I. L'importance des capacités institutionnelles

L'expression «capacité institutionnelle» désigne souvent les moyens dont dispose un pays sur le plan de l'administration et de la gestion, en particulier dans la mise en œuvre des politiques économiques. Elle couvre un large éventail d'activités :

  • le recueil des données statistiques nécessaires à la bonne exécution des politiques économiques, en adhérant à des normes agréées au plan international;

  • les moyens permettant de bien planifier les dépenses publiques et l'acheminement des services publics aux niveaux central et local;

  • la capacité du secteur public à absorber l'aide et à mettre en œuvre les projets;

  • l'efficacité avec laquelle les organismes publics luttent contre la corruption et renforcent la gouvernance;

  • la mise en place et le fonctionnement de cadres réglementaires ou prudentiels appropriés pour les entreprises et les banques;

  • l'élaboration et la mise en application de législations et de réglementations ainsi que de réformes judiciaires;

  • la protection des droits de propriété;

  • la promotion de la concurrence et, de manière générale, d'une économie axée sur le marché.

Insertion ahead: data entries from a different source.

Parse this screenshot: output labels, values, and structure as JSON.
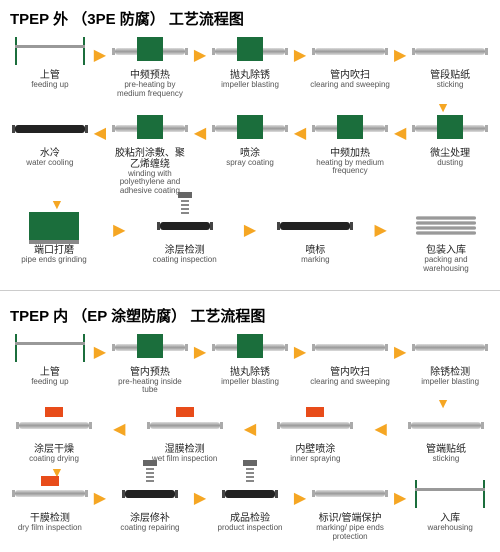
{
  "colors": {
    "green": "#1b6e3c",
    "arrow": "#f5a623",
    "red": "#e84c1a",
    "text": "#222222",
    "subtext": "#555555"
  },
  "d1": {
    "title": "TPEP 外 （3PE 防腐） 工艺流程图",
    "rows": [
      {
        "dir": "right",
        "steps": [
          {
            "cn": "上管",
            "en": "feeding up",
            "v": "rack"
          },
          {
            "cn": "中频预热",
            "en": "pre-heating by medium frequency",
            "v": "pipe-green"
          },
          {
            "cn": "抛丸除锈",
            "en": "impeller blasting",
            "v": "pipe-green"
          },
          {
            "cn": "管内吹扫",
            "en": "clearing and sweeping",
            "v": "pipe"
          },
          {
            "cn": "管段贴纸",
            "en": "sticking",
            "v": "pipe"
          }
        ]
      },
      {
        "dir": "left",
        "steps": [
          {
            "cn": "水冷",
            "en": "water cooling",
            "v": "pipe-black"
          },
          {
            "cn": "胶粘剂涂敷、聚乙烯缠绕",
            "en": "winding with polyethylene and adhesive coating",
            "v": "pipe-green"
          },
          {
            "cn": "喷涂",
            "en": "spray coating",
            "v": "pipe-green"
          },
          {
            "cn": "中频加热",
            "en": "heating by medium frequency",
            "v": "pipe-green"
          },
          {
            "cn": "微尘处理",
            "en": "dusting",
            "v": "pipe-green"
          }
        ]
      },
      {
        "dir": "right",
        "steps": [
          {
            "cn": "端口打磨",
            "en": "pipe ends grinding",
            "v": "machine"
          },
          {
            "cn": "涂层检测",
            "en": "coating inspection",
            "v": "spring"
          },
          {
            "cn": "喷标",
            "en": "marking",
            "v": "pipe-black"
          },
          {
            "cn": "包装入库",
            "en": "packing and warehousing",
            "v": "stack"
          }
        ]
      }
    ]
  },
  "d2": {
    "title": "TPEP 内 （EP 涂塑防腐） 工艺流程图",
    "rows": [
      {
        "dir": "right",
        "steps": [
          {
            "cn": "上管",
            "en": "feeding up",
            "v": "rack"
          },
          {
            "cn": "管内预热",
            "en": "pre-heating inside tube",
            "v": "pipe-green"
          },
          {
            "cn": "抛丸除锈",
            "en": "impeller blasting",
            "v": "pipe-green"
          },
          {
            "cn": "管内吹扫",
            "en": "clearing and sweeping",
            "v": "pipe"
          },
          {
            "cn": "除锈检测",
            "en": "impeller blasting",
            "v": "pipe"
          }
        ]
      },
      {
        "dir": "left",
        "steps": [
          {
            "cn": "涂层干燥",
            "en": "coating drying",
            "v": "pipe-red"
          },
          {
            "cn": "湿膜检测",
            "en": "wet film inspection",
            "v": "pipe-red"
          },
          {
            "cn": "内壁喷涂",
            "en": "inner spraying",
            "v": "pipe-red"
          },
          {
            "cn": "管端贴纸",
            "en": "sticking",
            "v": "pipe"
          }
        ]
      },
      {
        "dir": "right",
        "steps": [
          {
            "cn": "干膜检测",
            "en": "dry film inspection",
            "v": "pipe-red"
          },
          {
            "cn": "涂层修补",
            "en": "coating repairing",
            "v": "spring"
          },
          {
            "cn": "成品检验",
            "en": "product inspection",
            "v": "spring"
          },
          {
            "cn": "标识/管端保护",
            "en": "marking/ pipe ends protection",
            "v": "pipe"
          },
          {
            "cn": "入库",
            "en": "warehousing",
            "v": "rack"
          }
        ]
      }
    ]
  }
}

Lorsque les capacités sont insuffisantes, autrement dit lorsqu'un gouvernement n'est pas en mesure de mettre effectivement en œuvre ses propres politiques, les conséquences peuvent être lourdes pour la société. Considérons par exemple la capacité à élaborer des prévisions budgétaires vraisemblables. Il y a encore quelques années, en Afrique, la différence entre montants budgétisés et chiffres réels de dépenses de fonctionnement (c'est-à-dire, à l'exclusion des projets d'équipement, souvent financés par des donateurs) pouvait être de l'ordre de 30 à 50 %. Or, lorsque la prévision est à ce point difficile, les gouvernants ne peuvent pas faire une utilisation optimale des ressources publiques. Dans certains pays, les autorités faisaient de l'éducation, de la santé publique et de l'entretien de l'infrastructure routière des axes prioritaires de dépense, mais les fonds finissaient par être alloués à d'autres fins.

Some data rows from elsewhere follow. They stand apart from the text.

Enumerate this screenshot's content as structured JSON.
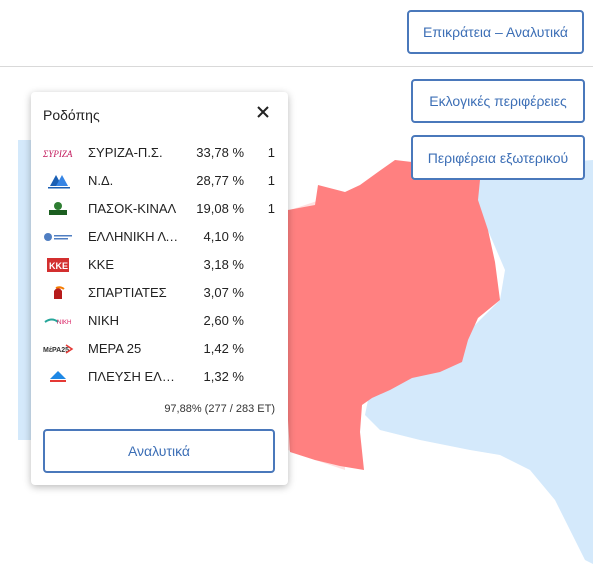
{
  "buttons": {
    "top": "Επικράτεια – Αναλυτικά",
    "regions": "Εκλογικές περιφέρειες",
    "abroad": "Περιφέρεια εξωτερικού"
  },
  "popup": {
    "title": "Ροδόπης",
    "parties": [
      {
        "name": "ΣΥΡΙΖΑ-Π.Σ.",
        "percent": "33,78 %",
        "seats": "1",
        "logo": "syriza-logo"
      },
      {
        "name": "Ν.Δ.",
        "percent": "28,77 %",
        "seats": "1",
        "logo": "nd-logo"
      },
      {
        "name": "ΠΑΣΟΚ-ΚΙΝΑΛ",
        "percent": "19,08 %",
        "seats": "1",
        "logo": "pasok-logo"
      },
      {
        "name": "ΕΛΛΗΝΙΚΗ ΛΥΣΗ",
        "percent": "4,10 %",
        "seats": "",
        "logo": "elliniki-lysi-logo"
      },
      {
        "name": "ΚΚΕ",
        "percent": "3,18 %",
        "seats": "",
        "logo": "kke-logo"
      },
      {
        "name": "ΣΠΑΡΤΙΑΤΕΣ",
        "percent": "3,07 %",
        "seats": "",
        "logo": "spartiates-logo"
      },
      {
        "name": "ΝΙΚΗ",
        "percent": "2,60 %",
        "seats": "",
        "logo": "niki-logo"
      },
      {
        "name": "ΜΕΡΑ 25",
        "percent": "1,42 %",
        "seats": "",
        "logo": "mera25-logo"
      },
      {
        "name": "ΠΛΕΥΣΗ ΕΛΕΥΘΕΡΙΑΣ",
        "percent": "1,32 %",
        "seats": "",
        "logo": "plefsi-logo"
      }
    ],
    "counted": "97,88% (277 / 283 ΕΤ)",
    "details_label": "Αναλυτικά"
  },
  "colors": {
    "sea": "#d4e9fb",
    "region_selected": "#ff8080",
    "region_neighbor": "#ffe0e0",
    "accent": "#4a78bb"
  }
}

II. Besoins prioritaires dans le renforcement des capacités

Les capacités institutionnelles couvrent un champ et un éventail d'aptitudes extrêmement vastes faisant intervenir l'ensemble des pouvoirs publics et leur capacité à former les ressources humaines au fur et à mesure qu'elles se renouvellent. Heureusement, les objectifs du Millénaire obligent à porter une attention particulière aux principaux résultats de l'action des pouvoirs publics, ce qui permet de voir quelles capacités doivent être renforcées en priorité. Si les besoins varient d'un pays à l'autre, certains domaines exigent une attention urgente dans de nombreux pays pauvres et méritent d'être soulignés :

  • De solides politiques macroéconomiques, et notamment un cadre propice et transparent pour la vie des entreprises nationales ainsi qu'un secteur financier efficient fondé sur la primauté du droit, sont autant d'exigences fondamentales. Il faut pour cela compter sur une capacité de gestion macroéconomique effective, comprenant les moyens voulus sur le plan législatif et réglementaire ainsi que des aptitudes de gestion de la dette.

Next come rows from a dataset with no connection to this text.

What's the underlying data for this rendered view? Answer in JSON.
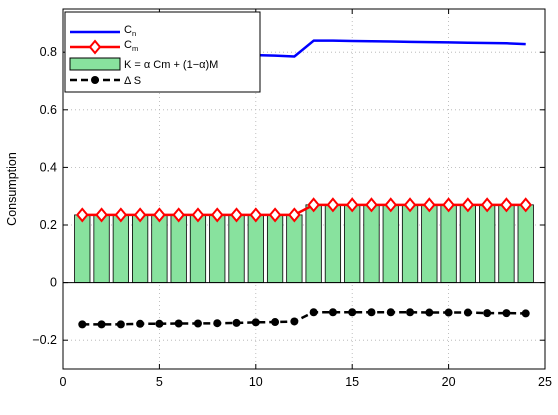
{
  "chart_data": {
    "type": "bar",
    "xlim": [
      0,
      25
    ],
    "ylim": [
      -0.3,
      0.95
    ],
    "xticks": [
      0,
      5,
      10,
      15,
      20,
      25
    ],
    "yticks": [
      -0.2,
      0,
      0.2,
      0.4,
      0.6,
      0.8
    ],
    "xtick_labels": [
      "0",
      "5",
      "10",
      "15",
      "20",
      "25"
    ],
    "ytick_labels": [
      "−0.2",
      "0",
      "0.2",
      "0.4",
      "0.6",
      "0.8"
    ],
    "ylabel": "Consumption",
    "xlabel": "",
    "grid": true,
    "legend_position": "top-left",
    "x": [
      1,
      2,
      3,
      4,
      5,
      6,
      7,
      8,
      9,
      10,
      11,
      12,
      13,
      14,
      15,
      16,
      17,
      18,
      19,
      20,
      21,
      22,
      23,
      24
    ],
    "series": [
      {
        "kind": "line",
        "name_main": "C",
        "name_sub": "n",
        "color": "#0000ff",
        "values": [
          0.795,
          0.795,
          0.795,
          0.795,
          0.795,
          0.795,
          0.795,
          0.794,
          0.793,
          0.79,
          0.788,
          0.785,
          0.84,
          0.84,
          0.839,
          0.838,
          0.837,
          0.836,
          0.835,
          0.834,
          0.833,
          0.832,
          0.831,
          0.828
        ]
      },
      {
        "kind": "line-diamond",
        "name_main": "C",
        "name_sub": "m",
        "color": "#ff0000",
        "values": [
          0.235,
          0.235,
          0.235,
          0.235,
          0.235,
          0.235,
          0.235,
          0.235,
          0.235,
          0.235,
          0.235,
          0.235,
          0.27,
          0.27,
          0.27,
          0.27,
          0.27,
          0.27,
          0.27,
          0.27,
          0.27,
          0.27,
          0.27,
          0.27
        ]
      },
      {
        "kind": "bar",
        "name_main": "K = α Cm + (1−α)M",
        "color": "#88e29e",
        "values": [
          0.235,
          0.235,
          0.235,
          0.235,
          0.235,
          0.235,
          0.235,
          0.235,
          0.235,
          0.235,
          0.235,
          0.235,
          0.27,
          0.27,
          0.27,
          0.27,
          0.27,
          0.27,
          0.27,
          0.27,
          0.27,
          0.27,
          0.27,
          0.27
        ]
      },
      {
        "kind": "dashed-dot",
        "name_main": "Δ S",
        "color": "#000000",
        "values": [
          -0.145,
          -0.145,
          -0.145,
          -0.143,
          -0.143,
          -0.142,
          -0.142,
          -0.141,
          -0.14,
          -0.138,
          -0.137,
          -0.135,
          -0.103,
          -0.103,
          -0.103,
          -0.103,
          -0.103,
          -0.103,
          -0.104,
          -0.104,
          -0.104,
          -0.106,
          -0.106,
          -0.107
        ]
      }
    ]
  }
}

  • Pour faire reculer la pauvreté, il faut de solides aptitudes de gestion des finances publiques, des programmes de dépenses pluriannuels et un système performant de suivi des dépenses.

  • Comme il est nécessaire de mobiliser des fonds à l'appui du développement et de la réduction de la pauvreté, il faut pouvoir compter sur de bonnes aptitudes d'administration fiscale.

  • Il est essentiel d'améliorer les capacités statistiques pour affiner l'analyse de la pauvreté et de son impact social et pour faciliter un suivi plus effectif des progrès accomplis dans la perspective des objectifs de développement.

  • Il est fondamental de renforcer la capacité d'acheminement des services publics, en particulier vers les pauvres, de sorte que les recettes fiscales et l'aide extérieure puissent se traduire par une réduction de la pauvreté. Qui plus est, cela sera déterminant pour accroître les concours des donateurs.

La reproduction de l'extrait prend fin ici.